Flu vaccines have arrived in Cherokee County. The Cherokee County Texas Health Department will provide flu (influenza) vaccinations for adults and children over sixmonths old from 7 a.m.-6 p.m. Mondays through Thursdays at its clinics located at 593 North Main in Rusk and 510 East Commerce Street in Jacksonville. The vaccination costs $7 for children, over six months to 17; and $20 for persons over age 17. Children younger than six months of age are too young to be vaccinated. Vaccines are given on a first come first served basis. Maps to each location are available at www.cchdtexas.org.

After years of shortages and confusion, this fall promises plenty of flu vaccine to go around - up to 132 million doses, more than the nation has ever produced.The ample supplies have the government urging vaccinations not just for people at highest risk of dying from influenza, but for anyone who wants to avoid a week of aching misery.

"Flu is a formidable foe," Dr. Julie Gerberding, head of the Centers for Disease Control and Prevention, said Wednesday. "It is not an illness we should be complacent about."

But new CDC data show only a fraction of people who need flu shots the most get them, including just one in five babies and toddlers. And there's wide geographic variation, with Rhode Island reporting the most high-risk adults vaccinated and Nevada the fewest.
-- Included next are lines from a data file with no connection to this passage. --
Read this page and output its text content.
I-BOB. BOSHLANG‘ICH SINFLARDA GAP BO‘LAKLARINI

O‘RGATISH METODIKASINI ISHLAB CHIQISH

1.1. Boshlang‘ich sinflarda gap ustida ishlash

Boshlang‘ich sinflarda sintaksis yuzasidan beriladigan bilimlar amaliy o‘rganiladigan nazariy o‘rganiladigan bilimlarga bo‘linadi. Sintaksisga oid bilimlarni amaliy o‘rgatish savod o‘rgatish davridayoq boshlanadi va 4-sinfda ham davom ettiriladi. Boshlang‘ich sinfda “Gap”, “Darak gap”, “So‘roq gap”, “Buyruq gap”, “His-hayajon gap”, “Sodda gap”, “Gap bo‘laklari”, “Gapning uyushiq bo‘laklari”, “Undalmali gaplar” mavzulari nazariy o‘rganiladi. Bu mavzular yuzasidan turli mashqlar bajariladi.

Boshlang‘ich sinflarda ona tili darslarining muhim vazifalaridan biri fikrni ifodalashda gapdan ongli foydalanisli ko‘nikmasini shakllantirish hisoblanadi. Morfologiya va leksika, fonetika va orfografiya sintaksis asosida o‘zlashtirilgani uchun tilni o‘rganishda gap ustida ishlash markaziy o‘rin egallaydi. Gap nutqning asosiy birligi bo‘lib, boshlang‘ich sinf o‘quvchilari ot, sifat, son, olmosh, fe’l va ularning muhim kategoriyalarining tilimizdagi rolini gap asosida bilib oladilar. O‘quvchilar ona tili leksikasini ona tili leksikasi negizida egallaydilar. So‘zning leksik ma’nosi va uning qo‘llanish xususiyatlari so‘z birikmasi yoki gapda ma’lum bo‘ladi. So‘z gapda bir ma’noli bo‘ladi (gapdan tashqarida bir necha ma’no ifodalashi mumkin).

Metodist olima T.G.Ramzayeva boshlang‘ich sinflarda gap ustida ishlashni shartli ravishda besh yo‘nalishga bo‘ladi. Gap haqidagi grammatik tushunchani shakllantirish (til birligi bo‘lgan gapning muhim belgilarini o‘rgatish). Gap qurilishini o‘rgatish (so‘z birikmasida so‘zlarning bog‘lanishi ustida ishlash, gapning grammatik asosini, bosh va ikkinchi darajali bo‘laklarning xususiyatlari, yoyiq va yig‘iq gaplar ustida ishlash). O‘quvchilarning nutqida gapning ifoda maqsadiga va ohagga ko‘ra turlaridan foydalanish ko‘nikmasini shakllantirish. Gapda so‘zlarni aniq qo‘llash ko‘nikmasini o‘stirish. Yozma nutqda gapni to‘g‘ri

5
Shots aren't the only option. The government ruled that it's safe for younger kids than ever before to try a nasal-spray vaccine called FluMist. Once only an option for people ages five- 49, FluMist now can be used by children as young as two.

Flu usually peaks in February, so a winter vaccination isn't too late. Still, Gerberding advised seeking vaccine early in case flu begins striking before the usual November.Each year's vaccine contains protection against three influenza strains -- two Type A strains, an H1N1 and an H3N2 version, plus a milder Type B -- that experts predict will cause the most illness.The vaccine isn't always a perfect match, and this year's contains a different H3N2 version than the newly emerging one, nicknamed H3N2/Brisbane-like.
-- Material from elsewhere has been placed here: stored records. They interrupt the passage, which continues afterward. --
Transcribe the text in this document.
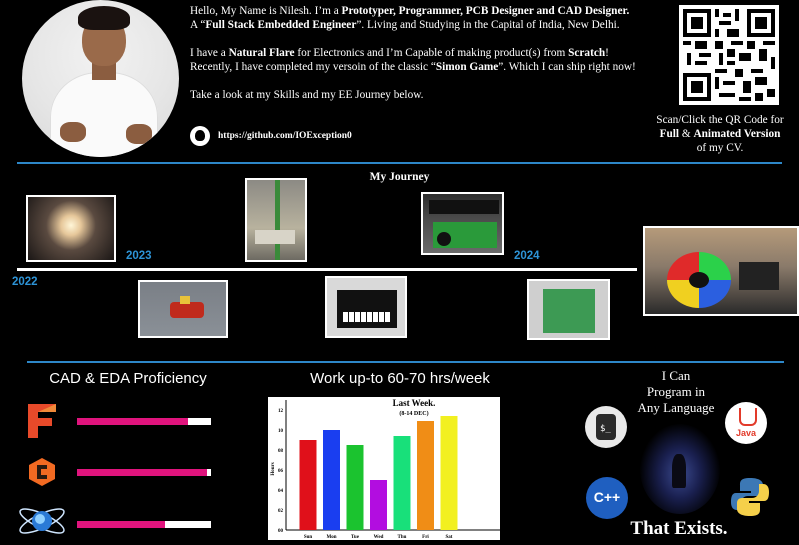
Hello, My Name is Nilesh. I’m a Prototyper, Programmer, PCB Designer and CAD Designer.
A “Full Stack Embedded Engineer”. Living and Studying in the Capital of India, New Delhi.

I have a Natural Flare for Electronics and I’m Capable of making product(s) from Scratch! Recently, I have completed my versoin of the classic “Simon Game”. Which I can ship right now!

Take a look at my Skills and my EE Journey below.

https://github.com/IOException0
Scan/Click the QR Code for
Full & Animated Version
of my CV.
My Journey
2022
2023	2024
CAD & EDA Proficiency	Work up-to 60-70 hrs/week
Last Week.
(8-14 DEC)
Hours
00
02
04
06
08
10
12
Sun	Mon	Tue	Wed	Thu	Fri	Sat
I Can
Program in
Any Language
$_	Java
C++
That Exists.
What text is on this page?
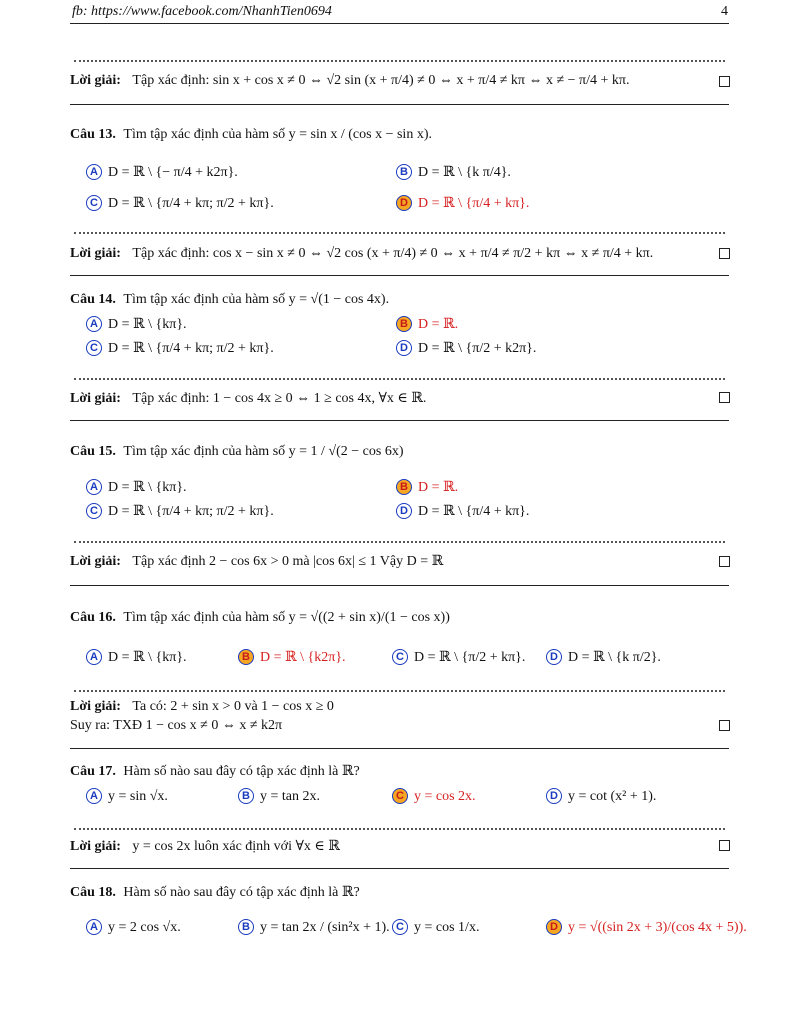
fb: https://www.facebook.com/NhanhTien0694	4
Lời giải: Tập xác định: sin x + cos x ≠ 0 ⇔ √2 sin (x + π/4) ≠ 0 ⇔ x + π/4 ≠ kπ ⇔ x ≠ − π/4 + kπ.
Câu 13. Tìm tập xác định của hàm số y = sin x / (cos x − sin x).
A D = ℝ \ {− π/4 + k2π}.	B D = ℝ \ {k π/4}.
C D = ℝ \ {π/4 + kπ; π/2 + kπ}.	D D = ℝ \ {π/4 + kπ}.
Lời giải: Tập xác định: cos x − sin x ≠ 0 ⇔ √2 cos (x + π/4) ≠ 0 ⇔ x + π/4 ≠ π/2 + kπ ⇔ x ≠ π/4 + kπ.
Câu 14. Tìm tập xác định của hàm số y = √(1 − cos 4x).
A D = ℝ \ {kπ}.	B D = ℝ.
C D = ℝ \ {π/4 + kπ; π/2 + kπ}.	D D = ℝ \ {π/2 + k2π}.
Lời giải: Tập xác định: 1 − cos 4x ≥ 0 ⇔ 1 ≥ cos 4x, ∀x ∈ ℝ.
Câu 15. Tìm tập xác định của hàm số y = 1 / √(2 − cos 6x)
A D = ℝ \ {kπ}.	B D = ℝ.
C D = ℝ \ {π/4 + kπ; π/2 + kπ}.	D D = ℝ \ {π/4 + kπ}.
Lời giải: Tập xác định 2 − cos 6x > 0 mà |cos 6x| ≤ 1 Vậy D = ℝ
Câu 16. Tìm tập xác định của hàm số y = √((2 + sin x)/(1 − cos x))
A D = ℝ \ {kπ}.	B D = ℝ \ {k2π}.	C D = ℝ \ {π/2 + kπ}.	D D = ℝ \ {k π/2}.
Lời giải: Ta có: 2 + sin x > 0 và 1 − cos x ≥ 0
Suy ra: TXĐ 1 − cos x ≠ 0 ⇔ x ≠ k2π
Câu 17. Hàm số nào sau đây có tập xác định là ℝ?
A y = sin √x.	B y = tan 2x.	C y = cos 2x.	D y = cot (x² + 1).
Lời giải: y = cos 2x luôn xác định với ∀x ∈ ℝ
Câu 18. Hàm số nào sau đây có tập xác định là ℝ?
A y = 2 cos √x.	B y = tan 2x / (sin²x + 1). C y = cos 1/x.	D y = √((sin 2x + 3)/(cos 4x + 5)).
Who's at highest risk? Anyone over 50 or under five; people of any age who have asthma, heart disease, weakened immune systems or other chronic illnesses; and pregnant women. Vaccine also is particularly recommended for relatives and caregivers of those people, and health care workers- people who may be robust enough to recover themselves, but could infect the more vulnerable before they realize they're ill.